Dedmon helped the Hawks get going on offense early in the game by knocking down 3-point shots while the Sixers were committing extra defenders in an attempt to keep Collins off of the rim. He connected on all three of his attempts from the arc in the first half.
Butler has developed a comfort level looking for opportunities to leak out in transition and look for easy scoring opportunities. It’s smart. Simmons is the best rebounding guard in the league and is always looking for the hit ahead pass.
Lin operates in the pick and roll and connects on a shot in the paint. Each of his nine points came in the first half. It does not look like a lot in the box score. But the Sixers saw just enough of this in the first half that it had a significant impact on how they came out looking to defend in the second half.
This play would foreshadow what was to come later in the game. The video picks up just after Philadelphia denies Young and Collins in the initial pick and roll action. The ball is moved to the other side of the floor where the Hawks have to explore a secondary attack. Bembry is able to deliver the ball to Dedmon who converts the on the dunk.
This is an example of what the Sixers were looking to do much of the game on offense. Simmons has the ball in the post and Redick is looking for a screen. McConnell finds an opportunity to cut to the rim and Simmons hits him with perfect timing.
This play also demonstrates a theme in the game. The Hawks had 21 turnovers. Philadelphia looks to use their length to just get a simple deflection which often allows them to use their speed and length to get easy points in transition.
This play is an example of how the Hawks attacked through Len against the smaller lineups deployed by Brown.
Young was able to connect on two three-point attempts in transition in the third quarter. Here, Huerter grabs a rebound, pushes the pace and sets his teammate up for the catch-and-shoot opportunity.
This is a look at a fun ATO (after timeout) play designed by Pierce to get a lob to Huerter at the rim.
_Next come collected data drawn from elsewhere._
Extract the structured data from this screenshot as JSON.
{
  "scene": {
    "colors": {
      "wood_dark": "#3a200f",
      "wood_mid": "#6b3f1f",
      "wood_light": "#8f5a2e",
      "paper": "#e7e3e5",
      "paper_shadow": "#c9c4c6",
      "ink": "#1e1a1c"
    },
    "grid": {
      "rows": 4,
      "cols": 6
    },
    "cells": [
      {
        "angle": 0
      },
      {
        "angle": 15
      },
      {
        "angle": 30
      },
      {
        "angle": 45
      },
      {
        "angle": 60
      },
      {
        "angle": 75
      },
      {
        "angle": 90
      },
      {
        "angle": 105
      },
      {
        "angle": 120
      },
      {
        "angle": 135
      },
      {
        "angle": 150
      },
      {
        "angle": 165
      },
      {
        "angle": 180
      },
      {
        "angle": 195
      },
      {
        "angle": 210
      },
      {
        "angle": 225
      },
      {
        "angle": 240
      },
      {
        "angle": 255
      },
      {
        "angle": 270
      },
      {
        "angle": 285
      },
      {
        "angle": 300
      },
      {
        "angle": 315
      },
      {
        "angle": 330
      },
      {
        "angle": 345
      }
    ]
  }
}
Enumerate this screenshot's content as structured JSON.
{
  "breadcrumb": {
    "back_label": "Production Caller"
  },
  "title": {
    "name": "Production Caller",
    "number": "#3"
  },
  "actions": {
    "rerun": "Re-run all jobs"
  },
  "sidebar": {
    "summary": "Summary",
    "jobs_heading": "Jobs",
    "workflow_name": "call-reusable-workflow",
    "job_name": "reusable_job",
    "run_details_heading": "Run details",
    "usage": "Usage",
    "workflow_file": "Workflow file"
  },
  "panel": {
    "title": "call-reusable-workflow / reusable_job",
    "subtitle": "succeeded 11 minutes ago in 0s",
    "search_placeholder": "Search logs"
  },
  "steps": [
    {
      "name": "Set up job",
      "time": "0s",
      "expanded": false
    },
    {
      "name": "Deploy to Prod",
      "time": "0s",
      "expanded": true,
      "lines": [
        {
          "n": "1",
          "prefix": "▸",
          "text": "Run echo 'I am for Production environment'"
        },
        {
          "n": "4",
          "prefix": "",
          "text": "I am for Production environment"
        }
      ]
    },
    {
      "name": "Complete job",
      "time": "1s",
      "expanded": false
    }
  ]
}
It’s the first play of this type the Hawks have used this season coming out of a timeout.
Despite not scoring in the second half, Lin continued to generate leverage for the Hawks offensively working hard in the pick and roll. On this play, he is able to set up Dedmon for another score at the rim.
This is the point in the game where Huerter really starts to warm up. Notice how superbly Dedmon contributes on this play by sandwiching McConnell (Huerter’s defender) in between himself and Muscala.
On the next possession, Dedmon frees up Huerter to attack the paint. The big man erases Butler with a firm screen.
Huerter deserves all the credit he is getting for what he did in this game. But the way Dedmon helped him really get going in the fourth quarter should not go unnoticed.
This is a brilliant ATO executed by the Sixers in the fourth quarter. Notice how both Butler and Redick use dummy hand signals to sell the supposed screen. Atlanta doesn’t really overreact to it but opens up just enough space for another excellent pass from Simmons to Butler to produce a bucket.
After getting the switch on to Collins, Butler connects on a tough shot to put Philadelphia up by three points with less than 90 seconds to play.
With Muscala switched on to him on the perimeter, Huerter is able to get separation dribbling to his left as the shot clocks is running down. He connects on the three-point attempt to tie the game.
And the eventual game winner. What composure by Huerter! He lobs the ball to Collins in the post and visibly encourages his teammate to work for a shot attempt despite the fact that the play was designed for him. Collins obliges and the Hawks get the victory.
The Hawks will host the Milwaukee Bucks on Sunday at 3:30 pm ET, and they hope to perform better than they did in the match up last week.
“We’re going to go out and compete,” said Young when asked about the rematch in a post-game interview. “We didn’t give them our best shot. I think that’s the main thing is they are a really good team. And we can’t lay down like we did in the first quarter over there. We’ve got to go out and compete and just do what we’ve been doing these past few games and then we will have a shot at winning. But we’ve just got to go out and compete.”